Although dwindling since some time, as only 7 people have thus far left Iraq through the so called TTL, the whole UN plan for relocation seems now torpedoed by the missile attack.
Refusing to even pay a visit to the site after the attack on security grounds, ambassador Kobler only created more frustration. No less than former New York mayor Rudy Guiliani criticized his record after the event: "Martin Kobler assured the Camp Ashraf residents that they would be safer at Liberty because it was near Baghdad and its airport. I believe every single thing he said was a lie. He has proven himself to be a professional liar."
Mr. Guiliani proposed to the UN: "If the UN wants to do the right thing Martin Kobler should be removed immediately. He is doing the dirty work of the Iraqi and Iranian governments."
Mr. Guiliani was not the only harsh critic.
Struan Stevenson, Chairman of European Parliament's Delegation for Relations with Iraq said he was now urging everyone involved to stop co-operating with Martin Kobler.
"The treatment of the residents of Camp Liberty is evidence of the 'systemic failure' of the United Nations, and exposes its representatives in Iraq as ‘paid agents' of the Baghdad government," former US ambassador to the UN John Bolton declared.
UN's deputy on its Human Rights Advisory Committee Jean Ziegler declared that "Martin Kobler should be charged with crimes against humanity over the deadly attack on Camp Liberty."
The international fury comes at a time when Mr. Kobler is also accused of non-neutrality by Iraqis because of his alleged backing of the Iraqi government in the face of anti-government protestors. A petition is being signed asking the UN to remove him on those charges.
Martin Kobler's dubious behaviour has created confusion among observers, who cannot stop looking for the reasons of such one-sided action, at a time when NGOs as well as foreign ministries in various countries, including the US, have condemned, in the strongest possible terms, the attack.
The dilemma came under some light when Germany's position on the issue, expressed through its ambassador to Iraq Mrs. Britta Wagner, was particularly hailed by the Iranian official media. The Iranian State-run ISNA news agency announced on Feb 22: “By commending efforts of Government of Iraq with regards to Camp Liberty, Britta Wagner announced that her country supports UN’s efforts for expulsion of MEK from Iraq.”

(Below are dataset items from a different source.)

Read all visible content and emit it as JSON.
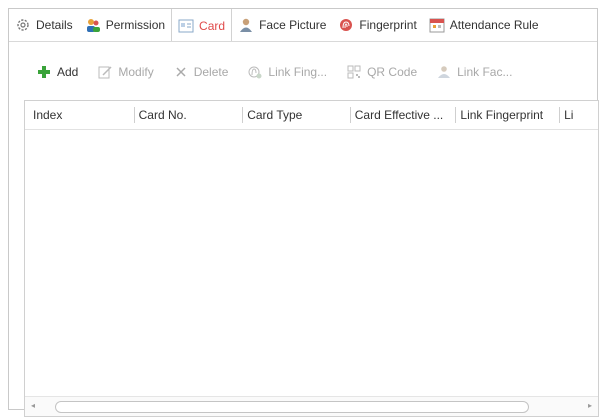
{
  "tabs": [
    {
      "label": "Details",
      "icon": "gear-icon",
      "active": false
    },
    {
      "label": "Permission",
      "icon": "users-icon",
      "active": false
    },
    {
      "label": "Card",
      "icon": "card-icon",
      "active": true
    },
    {
      "label": "Face Picture",
      "icon": "person-icon",
      "active": false
    },
    {
      "label": "Fingerprint",
      "icon": "fingerprint-icon",
      "active": false
    },
    {
      "label": "Attendance Rule",
      "icon": "calendar-icon",
      "active": false
    }
  ],
  "toolbar": {
    "add": "Add",
    "modify": "Modify",
    "delete": "Delete",
    "link_fingerprint": "Link Fing...",
    "qr_code": "QR Code",
    "link_face": "Link Fac..."
  },
  "table": {
    "columns": [
      "Index",
      "Card No.",
      "Card Type",
      "Card Effective ...",
      "Link Fingerprint",
      "Li"
    ],
    "rows": []
  },
  "colors": {
    "active_tab": "#e04a4a",
    "add_icon": "#3aa33a",
    "disabled_text": "#a8a8a8"
  }
}
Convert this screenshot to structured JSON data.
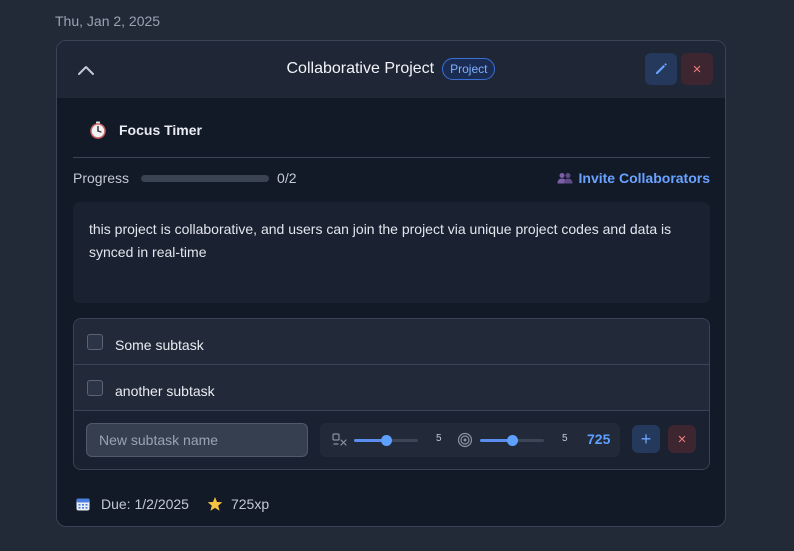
{
  "date_header": "Thu, Jan 2, 2025",
  "task": {
    "title": "Collaborative Project",
    "badge": "Project",
    "edit_icon": "pencil-icon",
    "delete_icon": "close-icon",
    "delete_label": "×"
  },
  "focus_timer": {
    "icon": "stopwatch-icon",
    "label": "Focus Timer"
  },
  "progress": {
    "label": "Progress",
    "completed": 0,
    "total": 2,
    "text": "0/2"
  },
  "invite": {
    "icon": "people-icon",
    "label": "Invite Collaborators"
  },
  "description": "this project is collaborative, and users can join the project via unique project codes and data is synced in real-time",
  "subtasks": [
    {
      "label": "Some subtask",
      "checked": false
    },
    {
      "label": "another subtask",
      "checked": false
    }
  ],
  "new_subtask": {
    "placeholder": "New subtask name",
    "difficulty_icon": "difficulty-icon",
    "difficulty_value": "5",
    "difficulty_level": 0.5,
    "importance_icon": "target-icon",
    "importance_value": "5",
    "importance_level": 0.5,
    "xp_total": "725",
    "add_label": "+",
    "cancel_label": "×"
  },
  "footer": {
    "calendar_icon": "calendar-icon",
    "due_text": "Due: 1/2/2025",
    "star_icon": "star-icon",
    "xp_text": "725xp"
  },
  "colors": {
    "accent": "#5ea0ff",
    "danger": "#f07b7b",
    "background": "#222a38",
    "card": "#131a27"
  }
}
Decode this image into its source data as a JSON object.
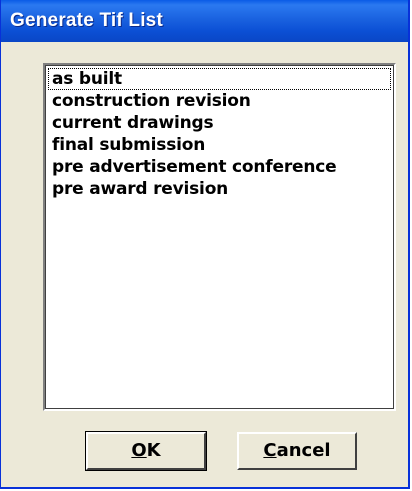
{
  "window": {
    "title": "Generate Tif List"
  },
  "list": {
    "items": [
      "as built",
      "construction revision",
      "current drawings",
      "final submission",
      "pre advertisement conference",
      "pre award revision"
    ]
  },
  "buttons": {
    "ok": {
      "accel": "O",
      "rest": "K"
    },
    "cancel": {
      "accel": "C",
      "rest": "ancel"
    }
  }
}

But that was when everybody was finger pointing the Iraqi government for its complicity and inaction in the whole affair.
Now it happens that Britta Wagner is no other than Mr. Kobler's wife! The obvious conflict of interests, between that of a European country eying stronger relations and presence in Iraq, as well as maintaining privileged relations with Iran, and the needed neutrality on the part of the UN seems to be damaging the international organization's image in a region where the latter has already a deficit of credibility.
Jean Ziegler affirmed in Geneva: "Martin Kobler is one of 53 UN Secretary General’s special representatives around the world, all with specific mandates. His wife is the German ambassador to Baghdad. It is clear that when you are ambassador in a country, whatever country, you have to maintain the best possible relations with the local government. So evidently Mrs Wagner would do anything not to anger Maliki. And not wanting to damage his wife’s carrier, her husband is normally dragged into complicity, this time of a murderous nature, with a Prime Minister who is simply a follower of Tehran."
The disaster is that innocents’ lives are at stake in this familial conflict of interests.